# Memes Library Builder

This library contains tens of thousands of memes organized in hundreds of folders by topic. This notebook builds the master json file which contains a list of all the topics, all the memes in each topic, and a list of any metadata associated with each meme.


In [1]:
## Import Libraries

import os
import json
from glob import glob
from pathlib import Path


In [2]:
## Define Constants

MEMES_ROOT = Path('memes')


# Create missing first-seen files

Iterate recursively through all the subdirectories of the ./memes folder and for any file with one of the following extensions, check if it already has a file with the same name in the same directory but appended with first-seen.txt. So for example meme.jpg meansthere should also be a file called meme.jpg.first-seen.txt  

If not, create a new file containing the file modification time as a python datetime. This file should have the same name but appended with first-seen.txt. So for example meme.jpg means we need to create a file called meme.jpg.first-seen.txt containing the python datetime of the modification time of the meme.jpg file.  

- .gif
- .jfif
- .jpeg
- .jpg
- .mp4
- .png
- .svg
- .webp




In [3]:
from pathlib import Path
from datetime import datetime, timezone


TRACKED_EXTS = {
    ".gif", ".jfif", ".jpeg", ".jpg",
    ".mp4", ".png", ".svg", ".webp",
}

def ensure_first_seen_files(root: Path, exts: set[str]) -> dict[str, int]:
    created = 0
    skipped = 0

    for file in root.rglob("*"):
        if file.suffix.lower() not in exts or not file.is_file():
            continue

        meta_path = file.with_name(file.name + ".first-seen.txt")

        if meta_path.exists():
            skipped += 1
            continue

        # ▶ grab mtime and convert to UTC datetime
        mod_time = datetime.fromtimestamp(file.stat().st_mtime,
                                          tz=timezone.utc)
        # ▶ write ISO-8601 string
        meta_path.write_text(mod_time.isoformat())

        created += 1

    return {"created": created, "skipped": skipped}

summary = ensure_first_seen_files(MEMES_ROOT, TRACKED_EXTS)
print(f"First-seen files created: {summary['created']}")
print(f"Already present / skipped : {summary['skipped']}")
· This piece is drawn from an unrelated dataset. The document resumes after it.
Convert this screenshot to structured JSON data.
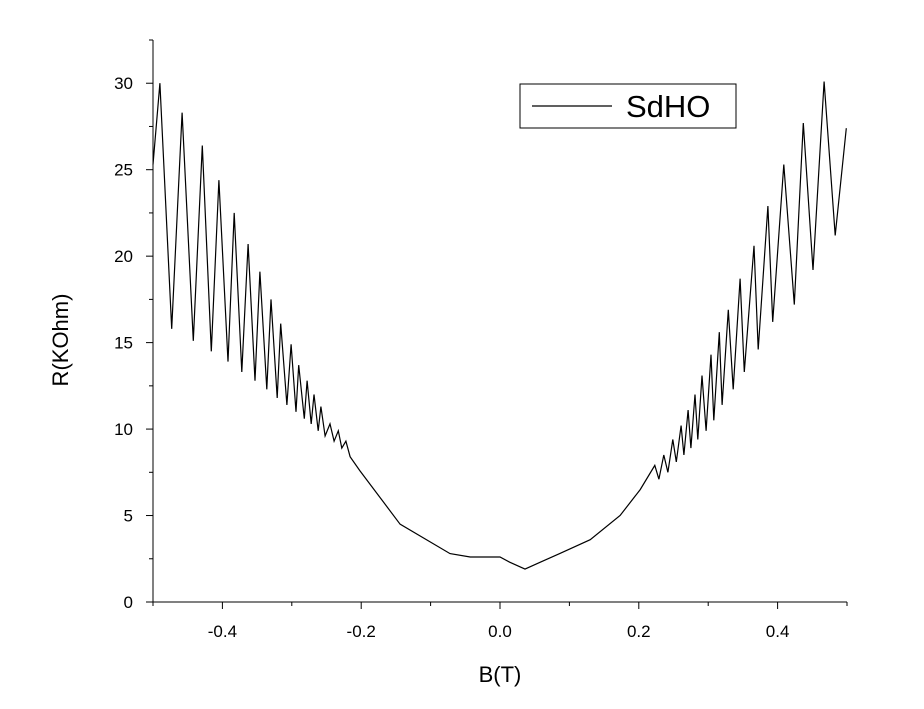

First-seen files created: 0
Already present / skipped : 203


# Build the master memes.json file

The memes are organized like so;
/memes/Topic 1
/memes/Topic 2

Memes can be images or videos. Assume all the common file extensions will be present. For each meme, a number of metadata files may be present. These should be included if present.

For example;
memefilename.jpg
memefilename.jpg.txt <- Canonical tesseract-OCR of the meme. Might be nonsense. Probably we won't need this but it's there, so lets include it in the json file.
memefilename.jpg.llama-3.2-vision.txt <- High quality transformer analysis of the image, containing detailed explanation of the visual elements of the image, including any text, but probably lacking an awareness of any social context or any relationship to current events.

Example output:

'Topic 1' => {
    1 => {
        'file' => 'memes/topic/filename.jpg',
        'filemtime' => 'date the file was last modified',
        'metadata' => {
            'tesseract-ocr' => 'memes/topic/filename.jpg.txt',
            'llama-3.2-vision' => 'memes/topic/filename.jpg.llama-3.2-vision.txt'
        }
    }
}

The list of memes in each topic must be ordered by filemtime descending, such that the most recently added item is number 1. 

In [4]:
# Helper functions
import html


def read_text_multi(path: Path, encodings=('utf-8', 'utf-8-sig', 'cp1252', 'latin-1')):
    "Try multiple encodings and fall back to replacement."
    for enc in encodings:
        try:
            return path.read_text(encoding=enc)
        except UnicodeDecodeError:
            pass
    return path.read_text(encoding=encodings[0], errors='replace')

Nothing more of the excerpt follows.